A desirable prototype set for a class $$l$$ would satisfy the following properties:

• cover as many training points as possible of the class $$l$$.

• covers as few training points as possible of classes different from $$l$$.

• is sparse (i.e., contains as few prototypes instances as possible).

Formally, let us first define $$\alpha_{j}^{(l)} \in \{0, 1\}$$ to indicate whether we select $$x_j$$ to be in $$\mathcal{P}_l$$. Then we can write the three properties as an integer program as follows:

$$\min_{\alpha_{j}^{(l)}, \xi_{i}, \nu_{i}} \sum_{i}{\xi_i} + \sum_{i}{\nu_i} + \lambda \sum_{j, l}\alpha_{j}^{(l)} \text{ such that}$$
$$\sum_{j: x_i \in B(x_j, \epsilon)} \alpha_{j}^{(y_i)} \ge 1 - \xi_i, \forall x_i \in \mathcal{X}, \tag{a}$$
$$\sum_{j: x_i \in B(x_j, \epsilon), l \neq y_i} \alpha_{j}^{(l)} \le 0 + \nu_i, \forall x_i \in \mathcal{X}, \tag{b}$$
$$\alpha_{j}^{l} \in \{0, 1\} \forall j, l,$$
$$\xi_i, \nu_i \ge 0.$$

For each training point $$x_i$$, we introduce the slack variables $$\xi_i$$ and $$\nu_i$$. Before explaining the two constraints, note that $$\sum_{j: x_i \in B(x_j, \epsilon)} \alpha_{j}^{(l)}$$ counts the number of balls $$B(x_j, \epsilon)$$ with $$x_j \in \mathcal{P}_l$$ that cover the point $$x_i$$. The constraint (a) tries to encourage that for each training point $$(x_i, y_i)$$, $$x_i$$ is covered in at least one $$\epsilon$$-ball of a prototype for the class $$y_i$$. On the other hand, the constraint (b) tries to encourage that $$x_i$$ will not belong to any $$\epsilon$$-ball centered in a prototype for the other classes $$l \ne y_i$$.

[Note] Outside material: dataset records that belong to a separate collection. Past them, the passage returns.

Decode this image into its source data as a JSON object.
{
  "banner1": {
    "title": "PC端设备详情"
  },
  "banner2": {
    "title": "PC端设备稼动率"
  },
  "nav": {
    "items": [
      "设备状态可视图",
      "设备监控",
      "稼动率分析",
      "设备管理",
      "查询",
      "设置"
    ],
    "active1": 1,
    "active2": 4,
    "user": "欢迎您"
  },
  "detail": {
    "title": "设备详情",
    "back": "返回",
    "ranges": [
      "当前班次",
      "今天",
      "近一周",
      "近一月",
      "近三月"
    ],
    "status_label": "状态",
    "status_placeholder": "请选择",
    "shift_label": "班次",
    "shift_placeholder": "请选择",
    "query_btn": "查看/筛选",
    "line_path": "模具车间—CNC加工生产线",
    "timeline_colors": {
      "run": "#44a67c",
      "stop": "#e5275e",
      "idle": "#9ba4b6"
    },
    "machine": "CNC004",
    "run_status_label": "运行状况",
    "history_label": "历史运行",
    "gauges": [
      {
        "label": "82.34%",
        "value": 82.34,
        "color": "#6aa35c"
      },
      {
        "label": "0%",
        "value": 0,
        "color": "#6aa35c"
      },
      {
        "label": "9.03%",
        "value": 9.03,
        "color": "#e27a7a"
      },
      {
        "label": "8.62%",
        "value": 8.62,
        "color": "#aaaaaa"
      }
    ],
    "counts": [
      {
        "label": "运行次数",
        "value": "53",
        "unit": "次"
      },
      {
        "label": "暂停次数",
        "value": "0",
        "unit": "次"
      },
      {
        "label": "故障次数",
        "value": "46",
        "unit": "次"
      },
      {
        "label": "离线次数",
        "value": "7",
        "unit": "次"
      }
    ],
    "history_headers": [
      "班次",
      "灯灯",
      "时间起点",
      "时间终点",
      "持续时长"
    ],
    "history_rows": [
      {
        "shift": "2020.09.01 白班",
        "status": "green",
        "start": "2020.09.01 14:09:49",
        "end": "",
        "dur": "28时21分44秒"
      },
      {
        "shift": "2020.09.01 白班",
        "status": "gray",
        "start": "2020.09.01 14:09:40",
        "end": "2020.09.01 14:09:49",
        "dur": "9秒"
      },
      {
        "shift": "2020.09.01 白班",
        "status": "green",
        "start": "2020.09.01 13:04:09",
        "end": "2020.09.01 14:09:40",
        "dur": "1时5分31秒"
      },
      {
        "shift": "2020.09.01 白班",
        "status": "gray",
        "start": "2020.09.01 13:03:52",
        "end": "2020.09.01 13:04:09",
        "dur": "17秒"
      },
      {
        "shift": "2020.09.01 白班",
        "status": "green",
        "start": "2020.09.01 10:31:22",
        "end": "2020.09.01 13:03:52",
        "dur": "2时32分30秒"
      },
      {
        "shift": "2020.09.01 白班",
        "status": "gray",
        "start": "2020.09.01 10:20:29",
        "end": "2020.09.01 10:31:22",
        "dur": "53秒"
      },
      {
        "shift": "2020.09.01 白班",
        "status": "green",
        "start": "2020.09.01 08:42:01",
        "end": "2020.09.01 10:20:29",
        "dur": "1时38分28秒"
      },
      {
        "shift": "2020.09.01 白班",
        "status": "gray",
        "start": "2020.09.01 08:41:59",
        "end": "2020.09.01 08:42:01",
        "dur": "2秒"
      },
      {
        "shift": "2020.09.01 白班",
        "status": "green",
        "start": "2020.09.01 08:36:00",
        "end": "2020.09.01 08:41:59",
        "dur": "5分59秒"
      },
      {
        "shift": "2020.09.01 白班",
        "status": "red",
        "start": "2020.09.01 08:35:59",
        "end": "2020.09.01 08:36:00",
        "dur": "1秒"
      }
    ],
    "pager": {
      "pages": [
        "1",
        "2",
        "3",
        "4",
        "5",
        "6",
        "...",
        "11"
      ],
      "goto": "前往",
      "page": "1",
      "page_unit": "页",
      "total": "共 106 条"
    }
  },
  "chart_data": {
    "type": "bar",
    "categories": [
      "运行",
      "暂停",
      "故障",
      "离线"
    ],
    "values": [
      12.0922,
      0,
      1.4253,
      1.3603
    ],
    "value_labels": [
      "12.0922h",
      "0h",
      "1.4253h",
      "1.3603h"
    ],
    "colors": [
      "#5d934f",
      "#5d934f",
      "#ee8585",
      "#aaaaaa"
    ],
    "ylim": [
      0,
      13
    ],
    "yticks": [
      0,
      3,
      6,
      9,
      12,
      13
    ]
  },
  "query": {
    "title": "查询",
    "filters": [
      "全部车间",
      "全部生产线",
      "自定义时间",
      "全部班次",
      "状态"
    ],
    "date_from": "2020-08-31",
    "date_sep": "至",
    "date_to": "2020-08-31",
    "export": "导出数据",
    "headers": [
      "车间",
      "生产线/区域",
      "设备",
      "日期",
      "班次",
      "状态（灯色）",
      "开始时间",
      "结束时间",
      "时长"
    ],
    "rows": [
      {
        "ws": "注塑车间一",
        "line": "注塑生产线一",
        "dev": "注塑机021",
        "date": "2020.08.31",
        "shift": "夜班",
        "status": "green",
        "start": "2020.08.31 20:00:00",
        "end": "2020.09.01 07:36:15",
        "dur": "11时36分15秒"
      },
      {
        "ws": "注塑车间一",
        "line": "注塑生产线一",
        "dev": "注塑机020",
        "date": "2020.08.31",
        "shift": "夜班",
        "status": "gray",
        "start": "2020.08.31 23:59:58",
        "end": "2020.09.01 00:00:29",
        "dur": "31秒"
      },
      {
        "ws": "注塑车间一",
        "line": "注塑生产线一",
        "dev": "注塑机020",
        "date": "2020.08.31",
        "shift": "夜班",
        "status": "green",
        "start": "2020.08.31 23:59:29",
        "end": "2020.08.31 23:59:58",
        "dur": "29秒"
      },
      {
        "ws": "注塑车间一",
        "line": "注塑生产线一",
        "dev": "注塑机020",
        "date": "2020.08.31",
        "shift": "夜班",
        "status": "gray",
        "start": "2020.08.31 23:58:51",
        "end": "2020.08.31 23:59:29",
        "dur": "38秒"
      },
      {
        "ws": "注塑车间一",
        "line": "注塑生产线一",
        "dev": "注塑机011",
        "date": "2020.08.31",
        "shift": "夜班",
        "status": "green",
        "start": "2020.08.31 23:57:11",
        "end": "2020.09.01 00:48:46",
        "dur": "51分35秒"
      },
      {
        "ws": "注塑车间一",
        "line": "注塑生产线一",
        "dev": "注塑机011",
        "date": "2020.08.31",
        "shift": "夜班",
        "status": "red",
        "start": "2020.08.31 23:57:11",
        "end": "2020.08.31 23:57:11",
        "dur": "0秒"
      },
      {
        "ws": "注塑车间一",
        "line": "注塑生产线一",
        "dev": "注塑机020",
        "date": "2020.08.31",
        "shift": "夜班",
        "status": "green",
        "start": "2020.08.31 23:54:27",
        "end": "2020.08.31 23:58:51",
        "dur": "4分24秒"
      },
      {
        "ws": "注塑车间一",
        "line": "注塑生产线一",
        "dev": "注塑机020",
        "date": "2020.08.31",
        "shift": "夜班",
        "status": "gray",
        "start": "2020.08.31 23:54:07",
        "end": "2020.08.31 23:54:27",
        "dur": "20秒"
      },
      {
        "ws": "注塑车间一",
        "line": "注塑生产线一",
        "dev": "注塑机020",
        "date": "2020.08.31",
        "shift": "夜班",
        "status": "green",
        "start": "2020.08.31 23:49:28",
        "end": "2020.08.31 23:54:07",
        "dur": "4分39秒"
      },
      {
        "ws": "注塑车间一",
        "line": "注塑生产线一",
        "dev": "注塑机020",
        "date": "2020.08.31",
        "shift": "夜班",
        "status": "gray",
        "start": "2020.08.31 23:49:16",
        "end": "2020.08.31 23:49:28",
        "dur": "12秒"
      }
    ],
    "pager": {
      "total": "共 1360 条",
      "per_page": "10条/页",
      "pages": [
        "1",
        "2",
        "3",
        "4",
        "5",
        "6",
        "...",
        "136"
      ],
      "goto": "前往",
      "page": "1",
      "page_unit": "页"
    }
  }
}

Because the integer program defined above cannot be solved in polynomial time, the authors propose two alternative solution. The first one consists of a relaxation of the objective and a transformation of the integer program into a linear program, for which post-processing is required to ensure feasibility of the solution. We refer the reader to the paper for more details. The second one, recommended and implemented in Alibi, follows a greedy approach. Given the current choice of prototypes subsets $$(\mathcal{P}_1, ..., \mathcal{P}_L)$$, in the next iteration we update it to $$(\mathcal{P}_1, ..., \mathcal{P}_{l} \cup \{x_j\}, ..., \mathcal{P}_L)$$, where $$x_j$$ is selected such that it maximizes the objective $$\Delta Obj(x_j, l) = \Delta \xi(x_j,l) - \Delta\nu(x_j, l) - \lambda$$, where:

$$\Delta \xi(x_j, l) = \lvert \mathcal{X}_l \cap (B(x_j, \epsilon) \setminus \cup_{x_{j^\prime} \in \mathcal{P}_l}B(x_{j^\prime}, \epsilon)) \rvert \tag{a}$$
$$\Delta \nu(x_j, l) = \lvert B(x_j, \epsilon) \cap (\mathcal{X} \setminus \mathcal{X}_l) \rvert \tag{b}.$$

Note that $$\Delta \xi(x_j, l)$$ counts the number of new instances (i.e. not already covered by the existing prototypes) belonging to class $$l$$ that $$x_j$$ covers in the $$\epsilon$$-ball. On the other hand, $$\Delta \nu(x_j, l)$$ counts how many instances belonging to a different class than $$l$$ the $$x_j$$ element covers. Finally, $$\lambda$$ is the penalty/cost of adding a new prototypes encouraging sparsity (lower number of prototypes). Intuitively, a good prototype for a class $$l$$ will cover as many new instances belonging to class $$l$$ (i.e. maximize $$\Delta \xi(x_j, l)$$) and avoid covering elements outside the class $$l$$ (i.e. minimize $$\Delta \nu(x_j, l)$$). The prototype selection algorithm stops when all $$\Delta Obj(x_j, l)$$ are lower than 0.

## Usage

from alibi.prototypes import ProtoSelect
from alibi.utils.kernel import EuclideanDistance

summariser = ProtoSelect(kernel_distance=EuclideanDistance(), eps=eps, preprocess_fn=preprocess_fn)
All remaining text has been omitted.